In the circumstances, I am not sure that a formal Treasury review, as proposed by the noble Lord, is the best way forward. In Committee, I suggested to him that a more appropriate way forward to address his concerns might be for him and, possibly, other Members of your Lordships’ House to work with a think tank that specialises in financial services to undertake such a review. The precedent I had in mind was the review of the banking sector undertaken in the previous Parliament. The Future of Banking Commission was chaired by David Davis MP and included not only my colleague Vince Cable but the noble Lord, Lord McFall. That report had a major impact at the time in influencing the consideration of how we should be looking at the banking sector. The advantage of such a structure over a formal Treasury structure is that it enables a wide range of individuals, including serving politicians, to sit on it. That is much more likely to happen if it is done under the aegis of that sort of think tank than if it is initiated by the Treasury. As a result, when the report came out, it commanded a broad degree of public respect.
I take the point made by the noble Lord, Lord Eatwell, and the most reverend Primate the Archbishop of Canterbury about the specific consequences of potential tax avoidance or evasion by people involved in this sector. I undertake to discuss that with my colleagues in the Treasury in the context of measures that might be brought forward in a future finance Bill. I agree that at first sight it appears to be a loophole that we should have a look at. As noble Lords know, the Government have devoted considerable resource and attention to these issues. I am sure my colleagues in the Treasury will be happy to have a look at the issue.
With those suggestions, I hope my noble friend will feel able to withdraw his amendment.
I thank the Minister for what he said. I am particularly pleased to hear him say that he will take up the two practical points made by the noble Lord, Lord Eatwell, which are entirely germane to the review that I was thinking of. That will be an important step forward. I am obviously disappointed that the Government will not go further, but I do not think that I can take the matter any further today.
In opening, I should have said how grateful I was to two professors at the University of Essex, on whom I relied substantially for a lot of the statistics: Professor Sikka and Professor Markose. With that, I beg leave to withdraw the amendment.
Before the noble Lord sits down, why does he not propose extending his fiduciary liability to all banks rather than just the ring-fenced entities?

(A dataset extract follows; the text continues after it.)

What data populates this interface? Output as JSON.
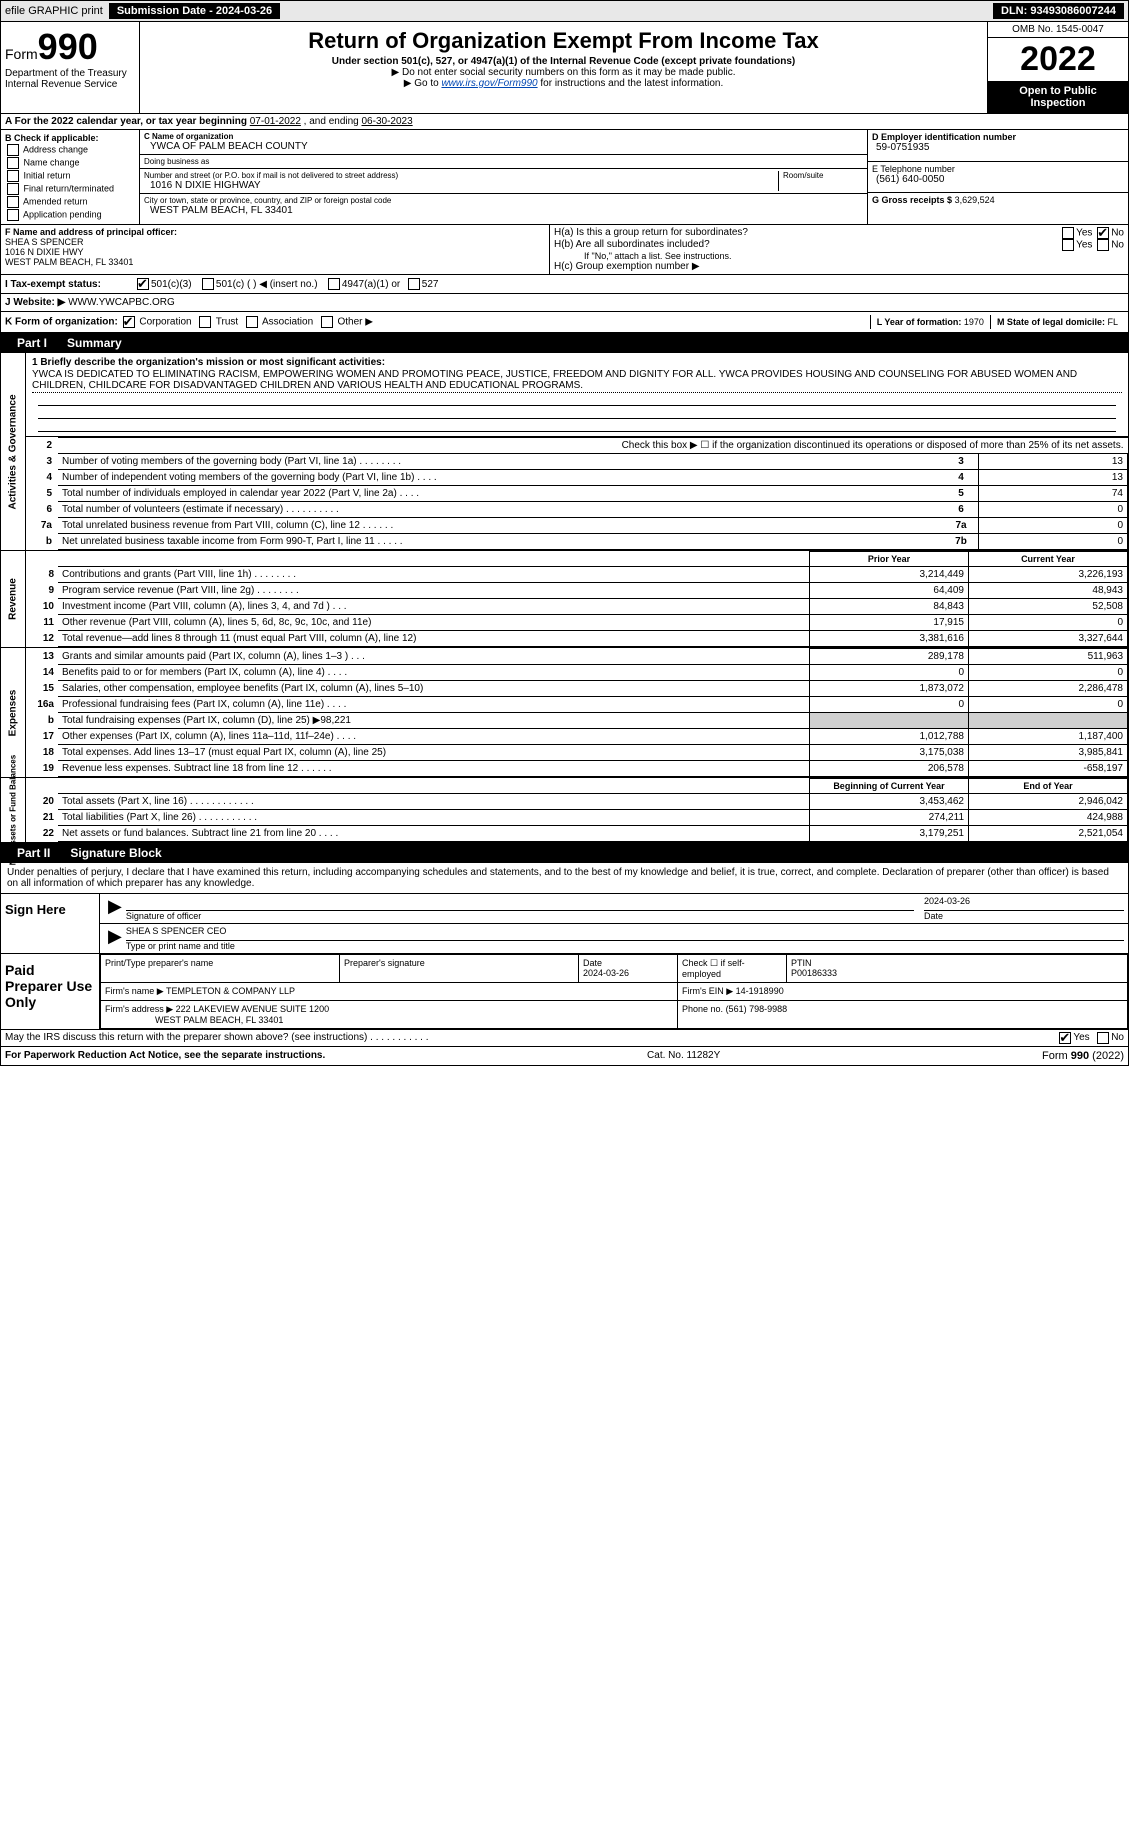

That is because I think the distinction between commercial banking and investment banking is relevant in this case. One would expect investment bankers to behave honestly and in an appropriate manner in their business transactions. I would not expect an investment banker necessarily to display a duty of care and certainly not a fiduciary responsibility whereas I really would expect a commercial banker to exercise those responsibilities in all circumstances when dealing with families and small businesses.